Jak zobaczyłam tą grafiknę na fb, musiałam ją skopiować, bo tak właśnie się czuję od kilku lat przed świętami.
Zdaję sobie sprawę, że trzeba się przygotować duchowo i fizycznie, ale z roku na rok jest mi trudniej, tym bardziej, że tylko słyszę, żebym się nie użalała nad sobą.
A niestety nawet perfekcyjna Pani domu nie da rady sprzątać za kilka osób i tak nauczona doświadczeniem z Bożego Narodzenia, kiedy to już przed Świętami miałam dość,bo tyle było na mojej głowie, że pomimo codziennego odhaczania listy, ciągle zostawało coś do zrobienia.
Poza tym Mati cały ostatni tydzień przed Świętami siedział przed Tv i tylko słuchał, że póżniej i że nie mam czasu.
W tym roku stwierdziłam, że albo mi zaczną pomagać, albo nie będzie sprzątnięte, a Wielkanoc i tak się odbędzie.
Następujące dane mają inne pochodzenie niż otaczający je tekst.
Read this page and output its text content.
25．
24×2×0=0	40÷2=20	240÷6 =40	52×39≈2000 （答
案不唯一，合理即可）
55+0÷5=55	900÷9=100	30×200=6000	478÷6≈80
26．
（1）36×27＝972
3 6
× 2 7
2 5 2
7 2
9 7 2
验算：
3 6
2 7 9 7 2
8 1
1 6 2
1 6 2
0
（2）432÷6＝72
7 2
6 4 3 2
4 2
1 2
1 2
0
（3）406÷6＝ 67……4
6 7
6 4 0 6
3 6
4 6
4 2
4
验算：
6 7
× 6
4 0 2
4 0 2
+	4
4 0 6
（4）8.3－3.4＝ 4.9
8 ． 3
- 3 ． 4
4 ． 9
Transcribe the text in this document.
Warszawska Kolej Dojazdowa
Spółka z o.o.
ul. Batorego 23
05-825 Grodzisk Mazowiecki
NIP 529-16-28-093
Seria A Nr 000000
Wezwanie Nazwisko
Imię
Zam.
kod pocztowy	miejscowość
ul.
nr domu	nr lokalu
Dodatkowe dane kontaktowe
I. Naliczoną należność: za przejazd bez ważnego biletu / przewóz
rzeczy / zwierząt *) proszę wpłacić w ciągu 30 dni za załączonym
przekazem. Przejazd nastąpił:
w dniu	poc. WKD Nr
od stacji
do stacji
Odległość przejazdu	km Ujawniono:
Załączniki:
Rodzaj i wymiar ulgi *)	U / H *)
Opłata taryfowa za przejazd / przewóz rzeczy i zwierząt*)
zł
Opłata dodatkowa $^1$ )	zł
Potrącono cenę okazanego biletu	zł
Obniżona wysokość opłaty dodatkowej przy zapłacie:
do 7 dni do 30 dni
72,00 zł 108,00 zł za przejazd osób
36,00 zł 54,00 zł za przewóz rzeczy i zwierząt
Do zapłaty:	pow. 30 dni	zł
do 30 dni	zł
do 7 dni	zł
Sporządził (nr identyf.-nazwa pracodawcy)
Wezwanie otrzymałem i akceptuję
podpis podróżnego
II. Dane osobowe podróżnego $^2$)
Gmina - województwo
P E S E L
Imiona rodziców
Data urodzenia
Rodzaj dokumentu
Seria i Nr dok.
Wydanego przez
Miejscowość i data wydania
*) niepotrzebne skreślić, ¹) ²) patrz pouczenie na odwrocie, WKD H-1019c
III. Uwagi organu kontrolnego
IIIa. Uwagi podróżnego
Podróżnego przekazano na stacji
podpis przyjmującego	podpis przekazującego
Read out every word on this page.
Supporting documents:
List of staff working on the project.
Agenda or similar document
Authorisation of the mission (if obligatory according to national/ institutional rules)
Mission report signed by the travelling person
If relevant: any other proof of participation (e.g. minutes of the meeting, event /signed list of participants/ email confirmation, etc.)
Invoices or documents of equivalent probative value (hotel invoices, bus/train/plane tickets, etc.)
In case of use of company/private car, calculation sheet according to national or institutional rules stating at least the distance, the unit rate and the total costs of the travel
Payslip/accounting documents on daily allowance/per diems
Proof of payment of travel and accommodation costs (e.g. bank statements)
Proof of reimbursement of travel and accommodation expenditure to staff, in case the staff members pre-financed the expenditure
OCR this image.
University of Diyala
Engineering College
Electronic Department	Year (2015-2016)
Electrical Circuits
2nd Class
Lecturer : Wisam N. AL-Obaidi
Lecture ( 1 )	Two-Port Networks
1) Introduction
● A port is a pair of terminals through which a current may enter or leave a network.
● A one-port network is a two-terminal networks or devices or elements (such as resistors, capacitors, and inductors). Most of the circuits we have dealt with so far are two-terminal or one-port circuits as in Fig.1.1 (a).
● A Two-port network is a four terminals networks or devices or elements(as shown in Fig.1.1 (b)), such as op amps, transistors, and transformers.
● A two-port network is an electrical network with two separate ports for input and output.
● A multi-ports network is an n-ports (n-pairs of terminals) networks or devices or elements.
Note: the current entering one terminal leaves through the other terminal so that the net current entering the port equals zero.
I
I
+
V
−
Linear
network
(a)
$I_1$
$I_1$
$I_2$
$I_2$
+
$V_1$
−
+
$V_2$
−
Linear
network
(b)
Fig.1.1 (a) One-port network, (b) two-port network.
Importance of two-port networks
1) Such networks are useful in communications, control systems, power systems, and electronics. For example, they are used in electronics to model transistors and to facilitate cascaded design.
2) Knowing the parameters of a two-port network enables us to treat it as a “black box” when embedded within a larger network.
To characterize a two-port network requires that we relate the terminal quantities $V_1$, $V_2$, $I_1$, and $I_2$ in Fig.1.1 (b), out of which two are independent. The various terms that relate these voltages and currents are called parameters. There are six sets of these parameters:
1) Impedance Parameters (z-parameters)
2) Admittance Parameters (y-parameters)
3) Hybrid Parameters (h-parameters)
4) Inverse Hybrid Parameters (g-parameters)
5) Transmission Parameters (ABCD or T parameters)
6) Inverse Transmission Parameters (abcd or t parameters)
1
Poza tym niestety w tygodniu poprzedzającym Święta tak mnie połamało, że ciągle na lekach przeciwbólowych jechałam i mimo chęci, niewiele byłam w stanie zrobić.
Musiałam zwolnić, odpocząć, poleżeć, a co za tym idzie pomyśleć, ze to już kolejny raz, kiedy mój organizm mówi: stop.
Co jakiś czas organizm mi wysyła sygnały, abym zadbała o siebie, abym odpoczęła, zaczęła się wysypiać.
Ból, migreny, arytmia, problemy z żołądkiem, to wszystko spowodowane jest sposobem mojego życia i jeżeli teraz nic nie zmienię, nie będzie lepiej.
Wczoraj odpuściłam, poszliśmy na spokojnie ze święconką do kościoła, ugotowałam żurek, przygotowałam ciasta z Matim, potem się bawiliśmy i wspólnie spędziliśmy czas.
Inni domownicy zaangażowali się w przygotowania i jakoś nam się udało dzisiaj siąść do śniadania Wielkanocnego i na spokojnie zjeść, porozmawiać, spędzić czas.
Korzystając z okazji, chciałam Wam życzyć wszelkich Łask Bożych od Jezusa Zmartwychwstałego, radosnych, rodzinnych Świąt Wielkiej Nocy.